Determine what is considered sensitive data to your organization

Before Moderne can help you find sensitive data, you’ll need to come up with a list of what that means at your organization. Maybe pet names and breeds are considered sensitive data to your company—or maybe you store more traditional sensitive data such as credit card numbers, driver’s licenses, social security numbers, or addresses.

As you develop this list, it’s a good idea to ponder the different ways this data might be stored in your code along with potential vulnerabilities. For instance, if you consider a birthday to be sensitive, you may find that that data is stored in a field like dob or dateOfBirth or birthday or birthDate or so on and so forth. 

Adding all variants to your list will increase the chances that the recipe finds sensitive data.

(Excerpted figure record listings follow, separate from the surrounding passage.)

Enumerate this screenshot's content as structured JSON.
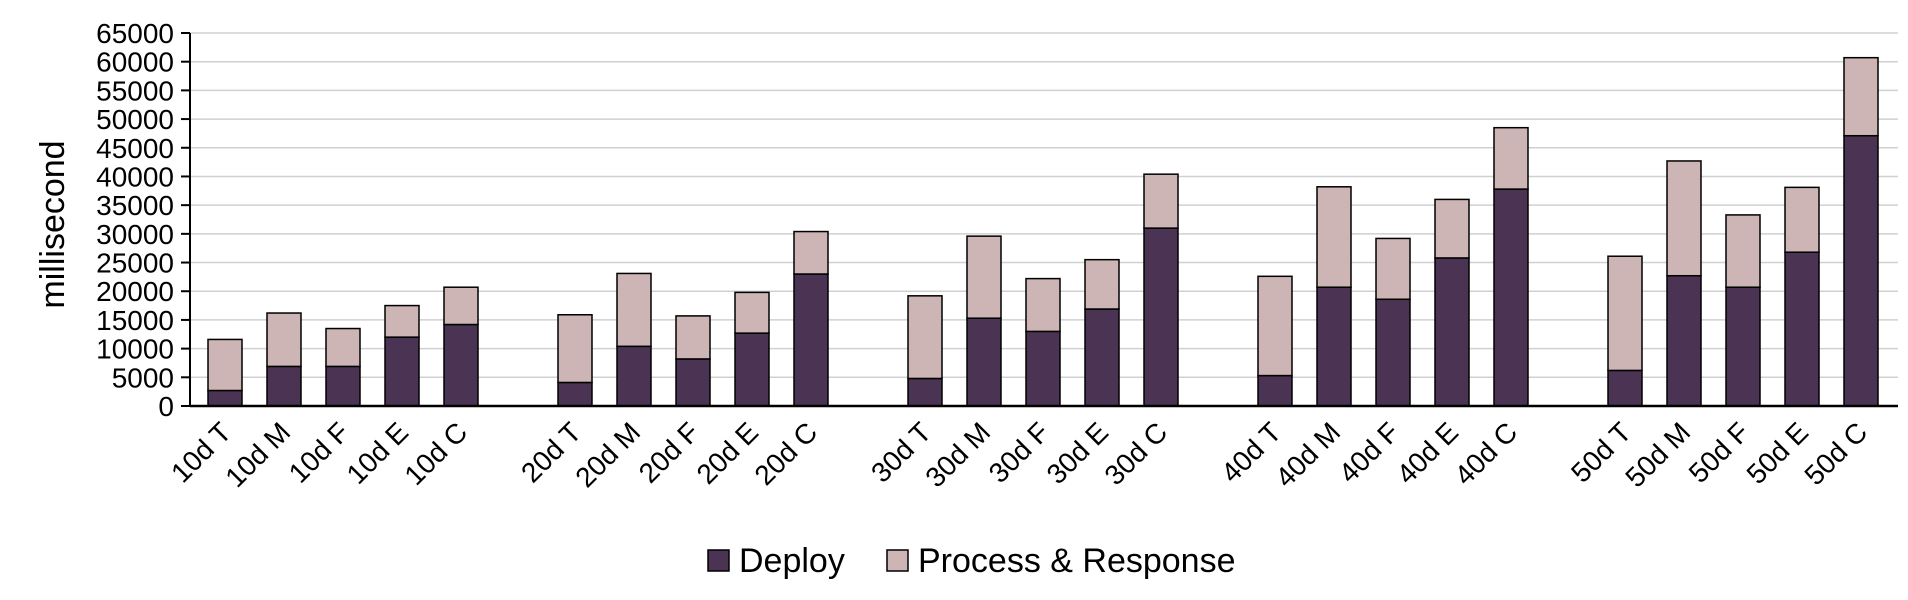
{
  "chart_data": {
    "type": "bar",
    "stacked": true,
    "title": "",
    "xlabel": "",
    "ylabel": "millisecond",
    "ylim": [
      0,
      65000
    ],
    "yticks": [
      0,
      5000,
      10000,
      15000,
      20000,
      25000,
      30000,
      35000,
      40000,
      45000,
      50000,
      55000,
      60000,
      65000
    ],
    "grid": true,
    "legend_position": "bottom",
    "groups": [
      [
        "10d T",
        "10d M",
        "10d F",
        "10d E",
        "10d C"
      ],
      [
        "20d T",
        "20d M",
        "20d F",
        "20d E",
        "20d C"
      ],
      [
        "30d T",
        "30d M",
        "30d F",
        "30d E",
        "30d C"
      ],
      [
        "40d T",
        "40d M",
        "40d F",
        "40d E",
        "40d C"
      ],
      [
        "50d T",
        "50d M",
        "50d F",
        "50d E",
        "50d C"
      ]
    ],
    "categories": [
      "10d T",
      "10d M",
      "10d F",
      "10d E",
      "10d C",
      "20d T",
      "20d M",
      "20d F",
      "20d E",
      "20d C",
      "30d T",
      "30d M",
      "30d F",
      "30d E",
      "30d C",
      "40d T",
      "40d M",
      "40d F",
      "40d E",
      "40d C",
      "50d T",
      "50d M",
      "50d F",
      "50d E",
      "50d C"
    ],
    "series": [
      {
        "name": "Deploy",
        "color": "#4a3353",
        "values": [
          2700,
          6900,
          6900,
          12000,
          14200,
          4100,
          10400,
          8200,
          12700,
          23000,
          4800,
          15300,
          13000,
          16900,
          31000,
          5300,
          20700,
          18600,
          25800,
          37800,
          6200,
          22700,
          20700,
          26800,
          47100
        ]
      },
      {
        "name": "Process & Response",
        "color": "#cdb4b5",
        "values": [
          8900,
          9300,
          6600,
          5500,
          6500,
          11800,
          12700,
          7500,
          7100,
          7400,
          14400,
          14300,
          9200,
          8600,
          9400,
          17300,
          17500,
          10600,
          10200,
          10700,
          19900,
          20000,
          12600,
          11300,
          13600
        ]
      }
    ]
  }
}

Once you have a list of all of the sensitive field names, you’re ready to run the recipe. 🚀

Running the recipe to find sensitive data in APIs

Enter the list of field names that you consider to be sensitive at your organization into the find sensitive API endpoints recipe. Figure 1 shows an example of what that might look like.

Figure 1: An example of sensitive data field names

Next, you’ll need to specify whether or not you want to perform a transitive search with this recipe. Setting Transitive to true (recommended) will recursively check through objects for sensitive data. For instance, if this field is true and an Owner object has a getPet method that returns a Pet object that contains PII or private business data (e.g., birthdate from the example above), then the recipe would flag any methods that return an Owner because it could then return a Pet, which contains sensitive data.

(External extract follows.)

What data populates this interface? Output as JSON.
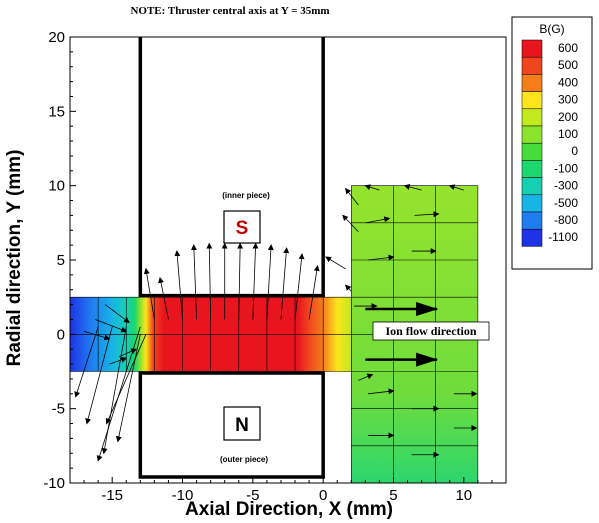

On the other hand, if this field is set to false, then the recipe would only check the Owner class and any objects the Owner class extends (such as a Person class). In this scenario, you wouldn’t get any warnings about the Pet object and its sensitive data being exposed unless an API returned one explicitly.

When you’re done configuring the recipe, press the Dry Run button to kick it off.

Results in minutes: Examining the APIs returned with Moderne

Moderne will step through every repository in your organization and look for APIs that return sensitive data. If any are found, they will appear at the top of the results page (See Figure 2). Note that in this example, it took Modern less than a minute to search across 124 repositories and find API endpoints that contained sensitive data. You can try out Moderne on open source repositories, running this recipe and others.

Figure 2: Find sensitive API endpoints results from Moderne

You can click on one of the repositories to find out more information about which APIs exposed what data. Figure 3 shows what this looks like for the spring-petclinic repository (a sample repository).

Figure 3: Examples of endpoints that expose “sensitive” data

You can click on the underlined code to find out more information about what was exposed. For instance, if you click on the Pet API, you will see that it exposes a BirthDate (See Figure 4).

Figure 4: Sensitive data context

If you enabled transitivity, you might also see results that show how the sensitive data flowed throughout your classes (See Figure 5).

Figure 5: Transitive sensitive data context

Using these results, you can quickly determine if your APIs need to be changed to eliminate sensitive, personal data exposure. You can also feel much more confident that your APIs don’t leak sensitive data than you would by doing a traditional search.

Other helpful recipes to check out

If you found this recipe useful, you might also get some benefit out of the find API calls recipe. It will locate all of the places in your code where an outbound call is being made, which can be helpful when auditing your APIs. 

Another neat security recipe is the Java security best practices recipe. It will apply many of the best security practices to your code, such as ensuring temporary files are securely created/deleted and ensuring that XML is being parsed correctly. 

For a list of all the recipes Moderne supports, check out the Moderne recipe marketplace, where you can find over 2,700 recipes to help improve or change your code. If you don’t find one that meets your needs, consider helping the community out by writing your own.